Sunday provided quite a change from the technology talk of the past week. We’re now in the Tidewater area of Virginia, home to the Christian Broadcasting Network started by Pat Robertson three decades ago. It is also where Robertson founded, and funded, Regent University, with a vast and virtually uninhabited campus. David has been working with Stan Burgess, a scholar who recently came to Regent to start a Ph.D. program. Stan and his wife Ruth, who studies and teaches education, were gracious hosts. We’ve planned to visit them for some time because after finishing the Encyclopedia of Pentecostal and Charismatic Christianity with Routledge (part of our Religion & Society series, which we’re about to move to the Berkshire list), Stan suggested an Encyclopedia of Religion and Social Justice. A great topic, and one that he and Ruth are both deeply committed to; it will be the first work to draw together experts from across religious traditions, and the coverage will be historical as well as cross-cultural.

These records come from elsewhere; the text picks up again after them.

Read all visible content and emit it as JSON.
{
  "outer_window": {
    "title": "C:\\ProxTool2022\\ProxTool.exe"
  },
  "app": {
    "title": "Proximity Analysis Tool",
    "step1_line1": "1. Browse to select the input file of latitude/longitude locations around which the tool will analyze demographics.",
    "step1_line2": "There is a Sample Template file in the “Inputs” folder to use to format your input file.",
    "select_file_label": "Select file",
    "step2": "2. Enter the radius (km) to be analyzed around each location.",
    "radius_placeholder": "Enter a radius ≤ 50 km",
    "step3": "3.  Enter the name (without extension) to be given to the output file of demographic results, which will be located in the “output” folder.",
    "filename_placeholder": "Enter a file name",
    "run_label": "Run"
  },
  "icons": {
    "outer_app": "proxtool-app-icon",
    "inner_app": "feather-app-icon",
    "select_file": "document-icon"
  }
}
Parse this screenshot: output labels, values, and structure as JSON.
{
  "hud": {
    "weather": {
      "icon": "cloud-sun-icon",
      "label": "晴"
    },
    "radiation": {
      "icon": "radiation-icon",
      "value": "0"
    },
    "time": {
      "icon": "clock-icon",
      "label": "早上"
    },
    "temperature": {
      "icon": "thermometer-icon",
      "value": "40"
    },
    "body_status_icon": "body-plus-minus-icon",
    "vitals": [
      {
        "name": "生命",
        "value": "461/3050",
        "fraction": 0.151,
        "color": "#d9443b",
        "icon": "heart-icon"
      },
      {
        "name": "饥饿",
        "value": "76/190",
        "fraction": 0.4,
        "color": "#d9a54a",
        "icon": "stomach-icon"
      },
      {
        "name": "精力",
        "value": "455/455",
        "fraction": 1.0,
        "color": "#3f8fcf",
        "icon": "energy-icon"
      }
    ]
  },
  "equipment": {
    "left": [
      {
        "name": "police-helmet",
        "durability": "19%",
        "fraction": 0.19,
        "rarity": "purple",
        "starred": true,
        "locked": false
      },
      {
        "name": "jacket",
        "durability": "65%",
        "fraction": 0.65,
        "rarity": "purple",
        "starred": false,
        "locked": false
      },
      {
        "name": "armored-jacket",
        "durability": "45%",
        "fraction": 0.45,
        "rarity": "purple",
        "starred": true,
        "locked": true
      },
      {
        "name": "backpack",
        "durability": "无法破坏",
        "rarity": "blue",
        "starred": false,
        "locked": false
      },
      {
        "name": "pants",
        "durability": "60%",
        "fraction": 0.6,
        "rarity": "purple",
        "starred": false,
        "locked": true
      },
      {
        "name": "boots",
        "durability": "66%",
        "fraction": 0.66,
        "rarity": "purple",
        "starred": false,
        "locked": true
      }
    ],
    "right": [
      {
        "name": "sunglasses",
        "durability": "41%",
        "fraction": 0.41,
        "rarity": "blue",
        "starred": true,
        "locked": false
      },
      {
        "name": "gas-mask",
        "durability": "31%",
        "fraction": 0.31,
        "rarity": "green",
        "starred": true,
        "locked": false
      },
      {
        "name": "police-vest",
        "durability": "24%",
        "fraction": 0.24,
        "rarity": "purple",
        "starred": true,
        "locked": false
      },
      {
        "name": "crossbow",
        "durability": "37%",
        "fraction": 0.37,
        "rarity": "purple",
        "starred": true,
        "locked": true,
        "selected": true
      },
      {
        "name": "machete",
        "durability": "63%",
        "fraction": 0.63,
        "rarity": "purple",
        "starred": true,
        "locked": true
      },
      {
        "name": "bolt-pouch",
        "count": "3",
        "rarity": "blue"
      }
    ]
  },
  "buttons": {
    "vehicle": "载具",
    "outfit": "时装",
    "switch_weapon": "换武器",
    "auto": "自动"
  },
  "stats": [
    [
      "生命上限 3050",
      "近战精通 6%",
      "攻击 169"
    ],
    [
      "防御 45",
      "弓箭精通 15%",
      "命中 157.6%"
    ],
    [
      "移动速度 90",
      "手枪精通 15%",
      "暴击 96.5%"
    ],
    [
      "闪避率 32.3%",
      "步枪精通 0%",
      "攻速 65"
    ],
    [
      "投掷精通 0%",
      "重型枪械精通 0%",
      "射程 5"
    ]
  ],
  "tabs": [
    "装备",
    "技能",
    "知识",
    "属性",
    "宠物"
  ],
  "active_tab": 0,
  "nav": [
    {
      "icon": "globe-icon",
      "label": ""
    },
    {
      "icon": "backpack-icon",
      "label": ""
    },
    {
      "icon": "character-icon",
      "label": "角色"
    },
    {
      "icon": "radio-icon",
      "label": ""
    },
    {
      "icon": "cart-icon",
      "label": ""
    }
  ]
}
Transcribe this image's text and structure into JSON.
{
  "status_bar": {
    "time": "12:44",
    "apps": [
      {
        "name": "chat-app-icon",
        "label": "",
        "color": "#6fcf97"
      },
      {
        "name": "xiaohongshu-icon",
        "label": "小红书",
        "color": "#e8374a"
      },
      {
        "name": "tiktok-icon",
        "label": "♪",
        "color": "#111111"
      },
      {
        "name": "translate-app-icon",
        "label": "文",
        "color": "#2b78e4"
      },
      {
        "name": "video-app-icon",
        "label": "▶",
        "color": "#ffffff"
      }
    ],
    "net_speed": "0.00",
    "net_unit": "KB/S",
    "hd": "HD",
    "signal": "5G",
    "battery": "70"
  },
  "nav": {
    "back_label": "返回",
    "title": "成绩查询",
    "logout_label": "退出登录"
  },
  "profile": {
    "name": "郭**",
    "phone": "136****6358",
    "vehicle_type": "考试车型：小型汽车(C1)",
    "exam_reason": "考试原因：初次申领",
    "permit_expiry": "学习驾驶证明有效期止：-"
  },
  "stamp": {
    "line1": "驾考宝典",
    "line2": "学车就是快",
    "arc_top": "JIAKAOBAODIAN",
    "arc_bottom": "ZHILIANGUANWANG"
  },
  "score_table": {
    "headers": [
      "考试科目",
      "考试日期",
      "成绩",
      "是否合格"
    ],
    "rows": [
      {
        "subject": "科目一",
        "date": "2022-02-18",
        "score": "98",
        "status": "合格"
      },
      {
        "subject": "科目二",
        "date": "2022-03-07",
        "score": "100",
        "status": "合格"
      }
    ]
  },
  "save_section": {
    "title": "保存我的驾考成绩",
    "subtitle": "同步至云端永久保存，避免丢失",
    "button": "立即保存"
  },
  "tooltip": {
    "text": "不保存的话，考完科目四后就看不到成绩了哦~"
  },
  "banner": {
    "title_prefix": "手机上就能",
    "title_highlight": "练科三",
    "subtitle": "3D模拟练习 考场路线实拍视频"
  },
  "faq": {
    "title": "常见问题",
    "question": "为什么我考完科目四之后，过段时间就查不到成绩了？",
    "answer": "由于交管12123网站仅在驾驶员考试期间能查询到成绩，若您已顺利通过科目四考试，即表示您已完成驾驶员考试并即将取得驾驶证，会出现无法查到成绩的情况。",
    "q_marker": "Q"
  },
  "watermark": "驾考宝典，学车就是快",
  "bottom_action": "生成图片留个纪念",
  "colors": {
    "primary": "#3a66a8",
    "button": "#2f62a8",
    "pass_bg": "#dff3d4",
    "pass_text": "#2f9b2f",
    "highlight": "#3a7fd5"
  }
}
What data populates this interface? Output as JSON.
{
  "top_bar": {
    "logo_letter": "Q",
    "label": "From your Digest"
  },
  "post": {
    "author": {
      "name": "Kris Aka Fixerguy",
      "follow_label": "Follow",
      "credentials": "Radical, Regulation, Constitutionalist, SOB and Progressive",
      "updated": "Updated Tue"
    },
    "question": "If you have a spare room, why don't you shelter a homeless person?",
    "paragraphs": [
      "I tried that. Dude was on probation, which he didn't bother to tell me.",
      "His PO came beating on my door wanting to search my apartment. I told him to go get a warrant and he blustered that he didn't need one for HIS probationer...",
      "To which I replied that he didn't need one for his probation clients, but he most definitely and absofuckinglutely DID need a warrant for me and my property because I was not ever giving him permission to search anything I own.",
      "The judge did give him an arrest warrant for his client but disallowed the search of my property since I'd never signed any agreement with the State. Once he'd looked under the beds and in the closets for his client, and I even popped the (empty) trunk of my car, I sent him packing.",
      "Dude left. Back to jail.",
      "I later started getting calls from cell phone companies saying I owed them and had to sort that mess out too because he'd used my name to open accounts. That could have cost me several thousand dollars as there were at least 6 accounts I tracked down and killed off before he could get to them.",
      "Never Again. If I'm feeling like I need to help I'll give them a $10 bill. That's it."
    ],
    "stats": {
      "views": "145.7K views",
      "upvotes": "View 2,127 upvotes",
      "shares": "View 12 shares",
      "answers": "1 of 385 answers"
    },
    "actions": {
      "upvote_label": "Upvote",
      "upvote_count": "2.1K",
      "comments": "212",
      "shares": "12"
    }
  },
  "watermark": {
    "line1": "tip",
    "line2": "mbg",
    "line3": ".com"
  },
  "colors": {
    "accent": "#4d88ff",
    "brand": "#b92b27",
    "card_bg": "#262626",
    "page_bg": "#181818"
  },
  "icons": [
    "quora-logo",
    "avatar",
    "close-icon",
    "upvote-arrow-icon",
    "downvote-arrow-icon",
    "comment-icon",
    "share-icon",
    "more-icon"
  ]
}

We were worried that there would be nowhere to eat but chain restaurants, but Stan and Ruth took us on Saturday to a friendly local place with soft-shell crabs on the menu. Sunday morning they took us to a church service at a new African-American church meeting in an elementary school gym. What energy and commitment and warmth! We were hugged and kissed, streamers were waved during the singing, and it was an altogether engaging experience. The female co-pastor came over during one song and leaned close to ask if she could pray for me. She put her hands on both sides of my foot—propped on a chair with an icepack—and prayed. They were hoping, someone said later, that I would be up and running by the time the service was over, but sadly no. I imagine that was due to my lack of faith. Too bad, a miracle would have been welcome.

It was a tiny congregation, but well-organized, with a nicely printed program. And everyone we met was delightful. They were impeccably groomed and dressed, which seemed to me to show great respect for the occasion, quite a contrast with the scruffiness of the liberal white churchgoers I know in Massachusetts. David, who is writing a history of the AME Zion Church in Great Barrington (another African-American church), said that this experience made him aware of how much the African-American community has to offer this country and how much we lose as a nation because African Americans still do not have the opportunity and access they should have.

At the end of the service we were asked if we “knew Jesus.” We shook our heads, and Ruth and Stan ushered us out pretty quickly. David was eager to know what would have happened if he’d said he wanted to, but I’ve explained that you can’t pretend about these things. After lunch at the restaurant at Regent University (sadly, no sighting of the man himself, though we did see his usual table), we went to visit a cousin of mine whom I’d seen only once in over 30 years. She has six children whom she homeschools and we may be the only non-Christians she has ever had in her house. David and I agreed that pleasant as they were, we would probably have felt more comfortable visiting people living in a yurt by Tian Shan in western China. But it was good food for thought, as we develop our own book project about faith in America.